Menurut Fadli, penamaan ini lebih kepada melihat lambang negara yakni Garuda Pancasila dengan semboyan Bhinneka Tunggal Ika.
Fadli pun menegaskan penetapan Hari Kebudayaan bersamaan dengan lahirnya Bhinneka Tunggal Ika.
"Ada nggak yang lebih tinggi dari Bhinneka Tunggal Ika. Itu aja, ada nggak dalam soal kebudayaan? Kalau ada kasih tau saya. Ini sudah menjadi 1 dari 4 pilar yang disosialisasikan Termasuk oleh MPR, oleh DPR, ke seluruh Indonesia," tegas Fadli di gedung DPR, Senayan, Jakarta, Kamis, 17 Juli.
"Jadi menurut saya luar biasa itu temuan itu. Bukan dari saya, itu dari tokoh-tokoh masyarakat yang sangat jeli melihat Bahwa Bhinneka Tunggal Ika itu belum pernah kita rayakan, sebagaimana pencapaian dari persatuan di dalam keberagaman budaya kita," lanjutnya.
BACA JUGA:
Fadli pun membantah jika ada politikus Gerindra yang terafiliasi dalam Tim Garuda 9. Bilapun ada, kata Fadli, tidak ada masalah karena sama-sama merupakan masyarakat Indonesia.

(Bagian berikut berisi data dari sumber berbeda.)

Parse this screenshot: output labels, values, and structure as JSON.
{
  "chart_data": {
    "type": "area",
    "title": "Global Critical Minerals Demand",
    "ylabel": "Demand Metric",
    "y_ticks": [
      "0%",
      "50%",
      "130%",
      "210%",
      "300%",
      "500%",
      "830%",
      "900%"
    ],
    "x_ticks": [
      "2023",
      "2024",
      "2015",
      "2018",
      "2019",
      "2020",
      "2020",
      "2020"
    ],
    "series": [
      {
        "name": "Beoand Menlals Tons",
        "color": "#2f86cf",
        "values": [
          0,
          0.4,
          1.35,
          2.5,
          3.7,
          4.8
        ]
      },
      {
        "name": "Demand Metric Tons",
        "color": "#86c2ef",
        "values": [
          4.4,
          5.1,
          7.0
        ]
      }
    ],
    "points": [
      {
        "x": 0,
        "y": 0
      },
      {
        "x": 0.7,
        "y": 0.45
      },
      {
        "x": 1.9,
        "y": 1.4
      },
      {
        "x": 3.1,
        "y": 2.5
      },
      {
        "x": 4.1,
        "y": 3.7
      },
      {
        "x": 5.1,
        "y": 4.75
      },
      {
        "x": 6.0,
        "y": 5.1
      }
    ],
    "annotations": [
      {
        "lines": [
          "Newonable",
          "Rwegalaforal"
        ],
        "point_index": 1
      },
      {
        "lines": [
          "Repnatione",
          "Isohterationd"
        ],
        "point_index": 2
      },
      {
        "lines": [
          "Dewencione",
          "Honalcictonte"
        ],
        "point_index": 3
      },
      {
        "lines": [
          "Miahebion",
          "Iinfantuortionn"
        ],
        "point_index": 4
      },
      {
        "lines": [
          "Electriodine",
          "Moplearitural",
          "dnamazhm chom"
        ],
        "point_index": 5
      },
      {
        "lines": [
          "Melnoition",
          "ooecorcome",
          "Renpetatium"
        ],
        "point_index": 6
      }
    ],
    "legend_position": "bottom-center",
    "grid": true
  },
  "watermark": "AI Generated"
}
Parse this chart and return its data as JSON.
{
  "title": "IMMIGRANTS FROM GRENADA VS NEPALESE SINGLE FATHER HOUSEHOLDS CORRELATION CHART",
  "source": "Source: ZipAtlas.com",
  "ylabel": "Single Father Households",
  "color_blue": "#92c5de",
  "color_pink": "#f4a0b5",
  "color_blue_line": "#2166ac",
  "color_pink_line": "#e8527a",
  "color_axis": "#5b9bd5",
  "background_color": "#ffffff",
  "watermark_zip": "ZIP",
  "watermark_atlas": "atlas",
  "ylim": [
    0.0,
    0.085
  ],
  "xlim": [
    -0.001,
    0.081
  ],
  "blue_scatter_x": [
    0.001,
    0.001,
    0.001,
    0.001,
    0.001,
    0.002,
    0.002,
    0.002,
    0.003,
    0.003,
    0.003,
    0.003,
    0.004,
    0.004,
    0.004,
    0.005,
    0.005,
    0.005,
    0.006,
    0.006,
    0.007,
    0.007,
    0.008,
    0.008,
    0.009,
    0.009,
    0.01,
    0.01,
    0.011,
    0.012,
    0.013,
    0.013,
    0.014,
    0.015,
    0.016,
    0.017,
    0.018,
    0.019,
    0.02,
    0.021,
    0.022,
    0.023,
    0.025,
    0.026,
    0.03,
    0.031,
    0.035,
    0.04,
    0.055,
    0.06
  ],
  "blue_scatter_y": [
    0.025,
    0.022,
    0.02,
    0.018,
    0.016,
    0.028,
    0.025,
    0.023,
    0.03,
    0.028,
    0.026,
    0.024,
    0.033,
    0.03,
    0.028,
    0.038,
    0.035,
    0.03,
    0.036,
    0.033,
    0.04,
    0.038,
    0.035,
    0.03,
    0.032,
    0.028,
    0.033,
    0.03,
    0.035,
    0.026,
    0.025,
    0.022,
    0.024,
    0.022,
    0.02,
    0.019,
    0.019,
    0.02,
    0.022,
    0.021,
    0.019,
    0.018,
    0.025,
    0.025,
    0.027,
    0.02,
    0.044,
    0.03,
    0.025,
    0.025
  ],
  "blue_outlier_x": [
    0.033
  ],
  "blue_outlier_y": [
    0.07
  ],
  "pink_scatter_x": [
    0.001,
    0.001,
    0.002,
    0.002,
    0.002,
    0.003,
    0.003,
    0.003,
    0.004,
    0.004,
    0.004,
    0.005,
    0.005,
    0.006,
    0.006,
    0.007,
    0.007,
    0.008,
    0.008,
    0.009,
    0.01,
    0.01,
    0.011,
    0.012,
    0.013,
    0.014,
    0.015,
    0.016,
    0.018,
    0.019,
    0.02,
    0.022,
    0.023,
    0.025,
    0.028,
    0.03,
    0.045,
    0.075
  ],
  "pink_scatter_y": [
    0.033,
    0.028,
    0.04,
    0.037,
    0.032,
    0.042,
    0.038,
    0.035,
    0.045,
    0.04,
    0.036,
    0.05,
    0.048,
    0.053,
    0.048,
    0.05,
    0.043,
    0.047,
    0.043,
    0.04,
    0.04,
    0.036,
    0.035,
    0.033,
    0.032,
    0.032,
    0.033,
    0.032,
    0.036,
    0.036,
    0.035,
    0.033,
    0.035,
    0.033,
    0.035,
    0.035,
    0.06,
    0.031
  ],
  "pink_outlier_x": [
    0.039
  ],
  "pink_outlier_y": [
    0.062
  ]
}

"Nggak ada. Kalau pun terafiliasi terus kenapa? Dari mana saja datangnya mau dari PDIP, mau dari NasDem, mau dari PAN, mau dari Golkar, nggak ada masalah, itu masyarakat kok," tegas Wakil Ketua Umum Gerindra itu.
"Tapi yang datang pada saya itu Maestro Ketoprak, kemudian dari keluarga besar trah Diponegoro. Kemudian ada Yati Pesek, kalau tidak salah ada Ibu Yani Sapto Hudoyo dan banyak lagi. Kalau disebutin satu-satu banyak sekali," pungkas Fadli Zon.